Of course liberalism is shrinking, because the promises it thinks it can make to Americans who cling to Bibles and guns are too expensive and its benefits are so marginal that it finally realizes(?) it will never change all of those minds. There is no more low hanging fruit. There are no more economic rabbits (except in IT industrialization and bioengineering) to pull out of hats. There are already so many chickens in so many pots that the Left has to attack the chicken industry for operating so cheaply.
Somebody wrote of the culture of Japan in the post-tsunami aftermath that of course there was no looting and that everyone cooperated. Japan pulls together into a uniquely cohesive society, but same thing makes it fragile because there are not hundreds of acceptable ways to do the same thing. Japanese make smaller cars and live in smaller houses because they prefer the urban lifestyle that brings millions of them together in the ways they prefer to organize. They like to follow the same rules for everyone, the exact opposite of the American cowboy spirit. 75 years ago there, they all serve an emperor.
America resists totalitarianism because we have the opportunity to get out of Dodge. There's someplace to go. We can migrate from the South to the North. We can move from East to West. And there are times when we want to be left alone, off the grid, answerable to nobody, off the plantation. It means we have to buy a truck that resists the dents and can go offroad, not a hybrid made for the carpool lane. It means we need to shop at the one Costco in the county once a month, not stroll through the galleria of shops in the CBD. It means we leave our email unanswered, not follow every tweet. It means we try not to follow the fashion of the top 40 as it changes every week, but maybe memorize something our great grandparents would have recognized. It means going downscale, spreading out and being robust and not being affected by the global supply chain that cascades its failures to every Tom, Dick and Harry because your name is Eustace.

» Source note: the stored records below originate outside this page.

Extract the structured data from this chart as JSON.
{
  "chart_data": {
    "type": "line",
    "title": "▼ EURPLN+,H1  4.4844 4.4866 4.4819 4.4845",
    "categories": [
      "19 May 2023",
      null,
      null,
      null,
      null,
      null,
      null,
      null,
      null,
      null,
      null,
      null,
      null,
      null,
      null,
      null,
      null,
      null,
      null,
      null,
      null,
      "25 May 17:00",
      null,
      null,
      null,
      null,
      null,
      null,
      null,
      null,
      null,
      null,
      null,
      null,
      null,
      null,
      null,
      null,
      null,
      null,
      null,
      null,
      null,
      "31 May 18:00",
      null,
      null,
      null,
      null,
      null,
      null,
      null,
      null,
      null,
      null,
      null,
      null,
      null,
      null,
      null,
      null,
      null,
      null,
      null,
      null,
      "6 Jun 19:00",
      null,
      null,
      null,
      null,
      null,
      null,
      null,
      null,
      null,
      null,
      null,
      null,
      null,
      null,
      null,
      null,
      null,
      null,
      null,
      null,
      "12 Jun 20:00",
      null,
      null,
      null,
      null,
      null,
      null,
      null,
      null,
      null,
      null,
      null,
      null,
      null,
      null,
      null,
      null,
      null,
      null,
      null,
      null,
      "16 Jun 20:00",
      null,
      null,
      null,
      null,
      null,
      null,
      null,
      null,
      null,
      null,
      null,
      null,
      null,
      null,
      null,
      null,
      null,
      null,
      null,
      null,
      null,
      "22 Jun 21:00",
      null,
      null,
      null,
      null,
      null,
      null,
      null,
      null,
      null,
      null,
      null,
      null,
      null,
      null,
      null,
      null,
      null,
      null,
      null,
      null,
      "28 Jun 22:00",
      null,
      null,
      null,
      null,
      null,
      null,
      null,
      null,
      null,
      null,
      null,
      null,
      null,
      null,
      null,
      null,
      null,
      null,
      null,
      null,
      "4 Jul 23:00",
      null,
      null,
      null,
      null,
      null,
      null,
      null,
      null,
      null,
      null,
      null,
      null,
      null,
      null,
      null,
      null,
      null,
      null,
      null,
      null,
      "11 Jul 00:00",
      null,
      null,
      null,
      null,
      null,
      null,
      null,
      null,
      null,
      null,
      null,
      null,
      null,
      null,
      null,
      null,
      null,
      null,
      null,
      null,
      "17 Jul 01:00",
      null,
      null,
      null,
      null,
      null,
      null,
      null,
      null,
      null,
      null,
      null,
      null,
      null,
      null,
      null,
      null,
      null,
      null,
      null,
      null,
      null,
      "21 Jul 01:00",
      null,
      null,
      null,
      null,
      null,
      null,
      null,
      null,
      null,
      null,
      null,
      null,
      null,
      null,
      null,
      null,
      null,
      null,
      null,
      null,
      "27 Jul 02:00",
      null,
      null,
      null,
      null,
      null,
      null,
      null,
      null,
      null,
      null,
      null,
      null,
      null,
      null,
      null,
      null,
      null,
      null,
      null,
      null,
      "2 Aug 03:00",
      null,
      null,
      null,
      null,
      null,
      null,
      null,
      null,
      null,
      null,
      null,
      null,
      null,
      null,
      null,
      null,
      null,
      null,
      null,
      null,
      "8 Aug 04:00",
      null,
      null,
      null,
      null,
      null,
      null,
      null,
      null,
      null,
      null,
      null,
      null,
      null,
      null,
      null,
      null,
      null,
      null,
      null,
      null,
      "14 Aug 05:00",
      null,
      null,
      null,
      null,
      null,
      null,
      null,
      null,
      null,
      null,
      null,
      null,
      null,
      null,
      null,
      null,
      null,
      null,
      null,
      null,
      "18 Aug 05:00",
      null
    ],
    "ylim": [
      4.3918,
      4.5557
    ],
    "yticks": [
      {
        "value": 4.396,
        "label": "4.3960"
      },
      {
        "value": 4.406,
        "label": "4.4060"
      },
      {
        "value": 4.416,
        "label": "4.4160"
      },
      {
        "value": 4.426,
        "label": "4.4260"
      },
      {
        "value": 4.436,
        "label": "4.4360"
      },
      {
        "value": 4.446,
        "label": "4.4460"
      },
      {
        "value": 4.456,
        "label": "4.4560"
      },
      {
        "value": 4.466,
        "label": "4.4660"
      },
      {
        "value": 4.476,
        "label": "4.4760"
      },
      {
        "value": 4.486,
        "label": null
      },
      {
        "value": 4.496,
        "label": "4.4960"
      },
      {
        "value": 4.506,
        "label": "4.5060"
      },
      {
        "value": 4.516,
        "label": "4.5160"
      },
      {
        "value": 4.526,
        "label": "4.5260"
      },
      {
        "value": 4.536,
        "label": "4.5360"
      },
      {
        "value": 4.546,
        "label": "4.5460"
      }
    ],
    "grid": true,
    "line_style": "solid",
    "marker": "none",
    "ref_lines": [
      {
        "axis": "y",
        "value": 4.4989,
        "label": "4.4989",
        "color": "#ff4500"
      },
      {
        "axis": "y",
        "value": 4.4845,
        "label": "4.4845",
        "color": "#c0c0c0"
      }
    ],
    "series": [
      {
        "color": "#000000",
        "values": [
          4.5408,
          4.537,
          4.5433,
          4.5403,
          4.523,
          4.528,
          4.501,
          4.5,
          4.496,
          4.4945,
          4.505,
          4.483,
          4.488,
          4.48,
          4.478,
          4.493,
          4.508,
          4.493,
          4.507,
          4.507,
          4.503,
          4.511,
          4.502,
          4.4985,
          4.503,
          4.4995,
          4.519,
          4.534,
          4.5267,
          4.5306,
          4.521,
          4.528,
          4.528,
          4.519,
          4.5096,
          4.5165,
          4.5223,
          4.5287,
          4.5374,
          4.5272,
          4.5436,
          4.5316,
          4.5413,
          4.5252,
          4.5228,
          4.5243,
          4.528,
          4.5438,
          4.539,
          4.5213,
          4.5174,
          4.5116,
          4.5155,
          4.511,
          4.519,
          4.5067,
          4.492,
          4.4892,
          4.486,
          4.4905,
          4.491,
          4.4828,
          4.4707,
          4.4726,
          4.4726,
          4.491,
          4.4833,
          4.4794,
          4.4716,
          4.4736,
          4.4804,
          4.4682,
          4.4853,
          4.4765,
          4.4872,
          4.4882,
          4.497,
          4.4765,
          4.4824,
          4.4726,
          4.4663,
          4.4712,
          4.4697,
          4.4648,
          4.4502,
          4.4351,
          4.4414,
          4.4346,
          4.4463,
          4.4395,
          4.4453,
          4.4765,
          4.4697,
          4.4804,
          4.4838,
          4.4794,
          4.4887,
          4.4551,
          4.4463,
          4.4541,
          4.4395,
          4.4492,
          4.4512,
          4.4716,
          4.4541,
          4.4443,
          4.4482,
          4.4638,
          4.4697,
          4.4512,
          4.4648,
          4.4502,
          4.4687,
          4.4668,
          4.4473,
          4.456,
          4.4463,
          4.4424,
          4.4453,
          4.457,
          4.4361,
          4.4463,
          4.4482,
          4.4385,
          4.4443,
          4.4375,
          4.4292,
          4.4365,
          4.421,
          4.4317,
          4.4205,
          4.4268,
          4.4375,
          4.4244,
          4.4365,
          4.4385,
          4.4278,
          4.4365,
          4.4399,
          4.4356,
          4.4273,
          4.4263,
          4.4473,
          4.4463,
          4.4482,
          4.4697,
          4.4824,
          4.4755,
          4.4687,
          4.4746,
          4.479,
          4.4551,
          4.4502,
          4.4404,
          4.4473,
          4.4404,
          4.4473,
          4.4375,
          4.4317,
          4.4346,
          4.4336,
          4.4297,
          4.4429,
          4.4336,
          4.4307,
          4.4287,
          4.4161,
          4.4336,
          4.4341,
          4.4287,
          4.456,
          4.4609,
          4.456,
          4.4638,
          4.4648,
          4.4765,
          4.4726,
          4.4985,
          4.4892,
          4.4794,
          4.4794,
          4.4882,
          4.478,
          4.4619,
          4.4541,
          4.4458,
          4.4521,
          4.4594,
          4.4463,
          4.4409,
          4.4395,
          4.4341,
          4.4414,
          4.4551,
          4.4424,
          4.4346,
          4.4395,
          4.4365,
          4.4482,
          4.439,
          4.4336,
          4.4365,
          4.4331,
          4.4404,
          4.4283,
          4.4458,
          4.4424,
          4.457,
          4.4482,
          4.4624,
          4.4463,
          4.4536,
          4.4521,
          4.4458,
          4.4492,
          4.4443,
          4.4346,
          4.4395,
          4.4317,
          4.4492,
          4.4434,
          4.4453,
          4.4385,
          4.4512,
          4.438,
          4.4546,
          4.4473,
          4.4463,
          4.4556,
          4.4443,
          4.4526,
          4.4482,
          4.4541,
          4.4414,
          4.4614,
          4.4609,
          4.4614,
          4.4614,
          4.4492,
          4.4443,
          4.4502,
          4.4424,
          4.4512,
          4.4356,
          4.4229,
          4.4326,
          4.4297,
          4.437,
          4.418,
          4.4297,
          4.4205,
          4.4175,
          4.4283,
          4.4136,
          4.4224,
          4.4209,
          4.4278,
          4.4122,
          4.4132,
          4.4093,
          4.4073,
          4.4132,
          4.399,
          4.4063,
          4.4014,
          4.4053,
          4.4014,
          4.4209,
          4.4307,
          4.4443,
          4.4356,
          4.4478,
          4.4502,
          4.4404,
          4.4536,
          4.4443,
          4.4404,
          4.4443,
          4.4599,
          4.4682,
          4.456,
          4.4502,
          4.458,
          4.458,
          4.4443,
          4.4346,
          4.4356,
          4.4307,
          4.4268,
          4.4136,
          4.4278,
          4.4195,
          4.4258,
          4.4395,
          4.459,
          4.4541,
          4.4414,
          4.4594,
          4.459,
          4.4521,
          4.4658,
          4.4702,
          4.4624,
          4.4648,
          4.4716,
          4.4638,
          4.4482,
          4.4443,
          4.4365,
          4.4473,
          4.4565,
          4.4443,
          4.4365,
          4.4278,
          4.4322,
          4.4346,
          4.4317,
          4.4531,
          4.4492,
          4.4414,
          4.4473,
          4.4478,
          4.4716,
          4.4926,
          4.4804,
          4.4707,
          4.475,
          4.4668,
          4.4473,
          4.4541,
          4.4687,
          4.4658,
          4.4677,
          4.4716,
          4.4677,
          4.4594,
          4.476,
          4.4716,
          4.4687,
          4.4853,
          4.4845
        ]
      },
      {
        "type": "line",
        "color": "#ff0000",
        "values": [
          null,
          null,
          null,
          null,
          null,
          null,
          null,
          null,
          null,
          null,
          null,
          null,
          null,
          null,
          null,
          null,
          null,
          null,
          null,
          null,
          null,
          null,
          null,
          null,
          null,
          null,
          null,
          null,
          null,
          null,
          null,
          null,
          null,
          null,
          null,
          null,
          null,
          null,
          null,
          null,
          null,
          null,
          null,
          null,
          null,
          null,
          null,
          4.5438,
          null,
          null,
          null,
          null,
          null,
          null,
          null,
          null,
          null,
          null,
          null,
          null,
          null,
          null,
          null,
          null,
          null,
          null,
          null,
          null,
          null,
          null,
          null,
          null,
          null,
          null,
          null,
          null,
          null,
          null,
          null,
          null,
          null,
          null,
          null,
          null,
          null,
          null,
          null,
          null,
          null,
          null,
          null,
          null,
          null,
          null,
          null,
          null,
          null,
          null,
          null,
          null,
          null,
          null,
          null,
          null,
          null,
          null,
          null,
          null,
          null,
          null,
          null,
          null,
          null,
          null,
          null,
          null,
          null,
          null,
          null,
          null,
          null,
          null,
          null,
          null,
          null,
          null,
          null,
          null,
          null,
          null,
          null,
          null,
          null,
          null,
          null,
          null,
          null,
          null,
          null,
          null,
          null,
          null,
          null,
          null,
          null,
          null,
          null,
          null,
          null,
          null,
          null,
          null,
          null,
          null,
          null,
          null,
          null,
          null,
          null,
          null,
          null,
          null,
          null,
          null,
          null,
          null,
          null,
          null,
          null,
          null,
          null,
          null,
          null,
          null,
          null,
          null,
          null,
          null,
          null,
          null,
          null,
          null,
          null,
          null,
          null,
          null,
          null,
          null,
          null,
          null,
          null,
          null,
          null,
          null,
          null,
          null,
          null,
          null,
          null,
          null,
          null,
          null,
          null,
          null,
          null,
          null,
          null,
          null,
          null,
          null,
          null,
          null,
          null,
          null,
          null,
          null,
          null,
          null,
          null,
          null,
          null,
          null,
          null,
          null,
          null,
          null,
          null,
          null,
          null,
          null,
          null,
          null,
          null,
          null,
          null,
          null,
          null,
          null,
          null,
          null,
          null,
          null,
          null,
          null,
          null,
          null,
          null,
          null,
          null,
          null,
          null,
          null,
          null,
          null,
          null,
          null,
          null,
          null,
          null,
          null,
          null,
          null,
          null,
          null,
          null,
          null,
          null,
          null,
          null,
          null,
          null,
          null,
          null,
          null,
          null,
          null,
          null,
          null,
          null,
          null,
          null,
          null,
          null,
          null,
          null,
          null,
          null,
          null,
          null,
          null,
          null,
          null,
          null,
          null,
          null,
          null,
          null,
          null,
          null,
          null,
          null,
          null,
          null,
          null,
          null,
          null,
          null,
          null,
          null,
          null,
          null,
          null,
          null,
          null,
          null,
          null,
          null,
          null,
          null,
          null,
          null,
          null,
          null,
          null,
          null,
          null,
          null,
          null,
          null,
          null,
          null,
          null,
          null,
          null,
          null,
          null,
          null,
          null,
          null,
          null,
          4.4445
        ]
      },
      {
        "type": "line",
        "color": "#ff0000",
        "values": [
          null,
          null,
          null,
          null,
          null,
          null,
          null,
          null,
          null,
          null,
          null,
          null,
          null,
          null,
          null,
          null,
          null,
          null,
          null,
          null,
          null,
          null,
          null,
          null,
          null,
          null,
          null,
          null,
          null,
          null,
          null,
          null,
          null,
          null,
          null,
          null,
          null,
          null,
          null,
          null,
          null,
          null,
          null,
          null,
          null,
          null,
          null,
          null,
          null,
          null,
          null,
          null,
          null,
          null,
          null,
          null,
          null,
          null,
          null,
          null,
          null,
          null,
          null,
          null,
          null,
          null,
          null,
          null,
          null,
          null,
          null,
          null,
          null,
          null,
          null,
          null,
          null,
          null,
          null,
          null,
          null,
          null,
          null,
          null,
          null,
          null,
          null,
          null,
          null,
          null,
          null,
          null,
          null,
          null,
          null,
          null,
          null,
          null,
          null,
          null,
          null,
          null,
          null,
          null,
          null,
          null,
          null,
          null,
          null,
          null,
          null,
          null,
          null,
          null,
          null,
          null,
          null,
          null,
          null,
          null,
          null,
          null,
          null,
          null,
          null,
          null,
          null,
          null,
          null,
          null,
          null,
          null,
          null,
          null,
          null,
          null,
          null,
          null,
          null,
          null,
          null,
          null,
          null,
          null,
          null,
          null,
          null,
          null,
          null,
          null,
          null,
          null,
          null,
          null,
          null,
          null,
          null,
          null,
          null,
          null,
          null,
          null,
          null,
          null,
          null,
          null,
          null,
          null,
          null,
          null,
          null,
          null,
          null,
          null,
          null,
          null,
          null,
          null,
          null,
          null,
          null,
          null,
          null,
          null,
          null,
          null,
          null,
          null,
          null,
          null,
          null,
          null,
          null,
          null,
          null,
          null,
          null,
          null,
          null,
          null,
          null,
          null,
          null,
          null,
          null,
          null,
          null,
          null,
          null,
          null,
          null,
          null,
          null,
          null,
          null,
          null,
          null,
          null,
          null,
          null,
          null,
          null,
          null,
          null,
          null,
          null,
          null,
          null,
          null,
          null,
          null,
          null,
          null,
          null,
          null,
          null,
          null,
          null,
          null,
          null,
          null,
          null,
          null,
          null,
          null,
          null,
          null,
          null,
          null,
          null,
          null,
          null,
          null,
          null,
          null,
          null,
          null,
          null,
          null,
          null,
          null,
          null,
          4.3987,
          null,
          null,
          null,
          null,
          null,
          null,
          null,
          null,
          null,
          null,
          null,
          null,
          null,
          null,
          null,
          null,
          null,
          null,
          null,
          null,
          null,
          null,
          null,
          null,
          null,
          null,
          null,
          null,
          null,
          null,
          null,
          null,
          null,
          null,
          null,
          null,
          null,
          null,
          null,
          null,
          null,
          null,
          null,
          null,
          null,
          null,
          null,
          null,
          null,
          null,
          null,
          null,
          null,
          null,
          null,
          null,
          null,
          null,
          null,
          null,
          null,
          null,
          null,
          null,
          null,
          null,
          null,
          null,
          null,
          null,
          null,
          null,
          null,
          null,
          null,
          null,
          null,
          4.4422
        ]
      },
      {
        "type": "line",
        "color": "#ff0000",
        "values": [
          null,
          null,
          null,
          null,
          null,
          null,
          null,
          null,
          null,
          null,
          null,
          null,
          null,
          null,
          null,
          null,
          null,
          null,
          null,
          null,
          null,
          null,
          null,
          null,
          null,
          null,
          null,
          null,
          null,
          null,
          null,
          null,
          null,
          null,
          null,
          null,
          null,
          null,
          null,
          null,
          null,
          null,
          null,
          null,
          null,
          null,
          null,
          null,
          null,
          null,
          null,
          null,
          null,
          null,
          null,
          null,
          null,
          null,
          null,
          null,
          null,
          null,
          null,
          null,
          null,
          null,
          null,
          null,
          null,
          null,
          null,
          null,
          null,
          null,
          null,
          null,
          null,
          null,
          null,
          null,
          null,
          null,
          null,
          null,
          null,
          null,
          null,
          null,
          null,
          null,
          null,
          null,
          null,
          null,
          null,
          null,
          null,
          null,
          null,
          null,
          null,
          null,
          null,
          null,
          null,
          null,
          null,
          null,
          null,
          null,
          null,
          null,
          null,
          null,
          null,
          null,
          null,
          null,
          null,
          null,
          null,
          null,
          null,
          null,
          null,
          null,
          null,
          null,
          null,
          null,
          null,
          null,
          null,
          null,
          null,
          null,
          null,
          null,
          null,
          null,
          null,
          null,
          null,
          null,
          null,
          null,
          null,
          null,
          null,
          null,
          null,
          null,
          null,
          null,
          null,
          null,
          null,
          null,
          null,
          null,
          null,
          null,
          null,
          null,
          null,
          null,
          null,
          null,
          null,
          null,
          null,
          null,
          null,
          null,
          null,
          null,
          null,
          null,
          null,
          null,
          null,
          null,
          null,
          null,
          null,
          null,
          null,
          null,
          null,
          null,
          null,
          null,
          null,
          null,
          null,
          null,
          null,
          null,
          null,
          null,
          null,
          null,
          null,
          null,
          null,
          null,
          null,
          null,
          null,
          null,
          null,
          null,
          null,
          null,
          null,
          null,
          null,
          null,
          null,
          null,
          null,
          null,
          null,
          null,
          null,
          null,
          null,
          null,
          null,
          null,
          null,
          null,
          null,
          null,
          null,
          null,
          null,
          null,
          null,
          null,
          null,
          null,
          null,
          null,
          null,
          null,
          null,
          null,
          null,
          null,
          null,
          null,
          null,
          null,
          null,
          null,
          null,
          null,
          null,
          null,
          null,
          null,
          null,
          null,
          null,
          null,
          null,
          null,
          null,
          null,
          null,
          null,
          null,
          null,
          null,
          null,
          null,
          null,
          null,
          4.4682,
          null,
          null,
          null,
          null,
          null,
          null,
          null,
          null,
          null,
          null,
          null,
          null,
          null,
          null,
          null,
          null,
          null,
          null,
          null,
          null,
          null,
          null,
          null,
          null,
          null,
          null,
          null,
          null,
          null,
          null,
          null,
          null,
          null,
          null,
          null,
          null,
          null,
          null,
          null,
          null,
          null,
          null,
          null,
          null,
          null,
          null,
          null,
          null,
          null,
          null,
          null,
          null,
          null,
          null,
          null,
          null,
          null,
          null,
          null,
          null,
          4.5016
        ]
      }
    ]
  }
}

There's a story about the MBA candidate who decided to accept at the Ivy League. Just after he graduated, he took a fishing vacation in a small village in Mexico and fell in love with the place. He moved to NY and worked on Wall Street to pay off his expensive loans. He hated his job after a time but kept it so that he could pay for a house in Connecticut near where he could fish. Still every summer he would fly with his friends down to Mexico and catch marlin but he never got the big one. He worked overtime and took Spanish classes at night so that he could retire early and buy that little house in the fishing village. He neglected his family to climb the ladder and become a partner in the firm. Finally when he was 45 he paid off his house, quit his job, divorced his trophy wife, lost the equity in the house, suffered a heart attack and moved to Mexico. His vacation finally became his life. He realized finally that he could have done the same thing 20 years ago. It was the price he was willing to pay ruining the lives of all the people he hated in NYC. He bought freedom very expensively only to reduce his needs to zero. It wasn't until he became the captain of his charter boat a few years later that he could see in the eyes of his old fishing buddies who still lived in NY how they were slowly dying. None of them made partner the way he did and every summer when they came to fish, they lamented that they would never be rich enough live in a Mexican fishing village.
We will never know if red state of mind, independent America is as happy with their disconnected lives as those in the urban liberal cosmopolitan feng shui. But we will always know that riches are limited and that everybody cannot be better educated, richer, and more sophisticated than average. We will always know that the road towards totalitarianism is straight, well-paved and is designed for mass transit.
What is conservatism? It's a lot of things. But it's important to understand the limits of centrally standarized, synchronized, culture of singular progress of upward mobility. It always needs the attention and support of the masses, and it fails spectacularly.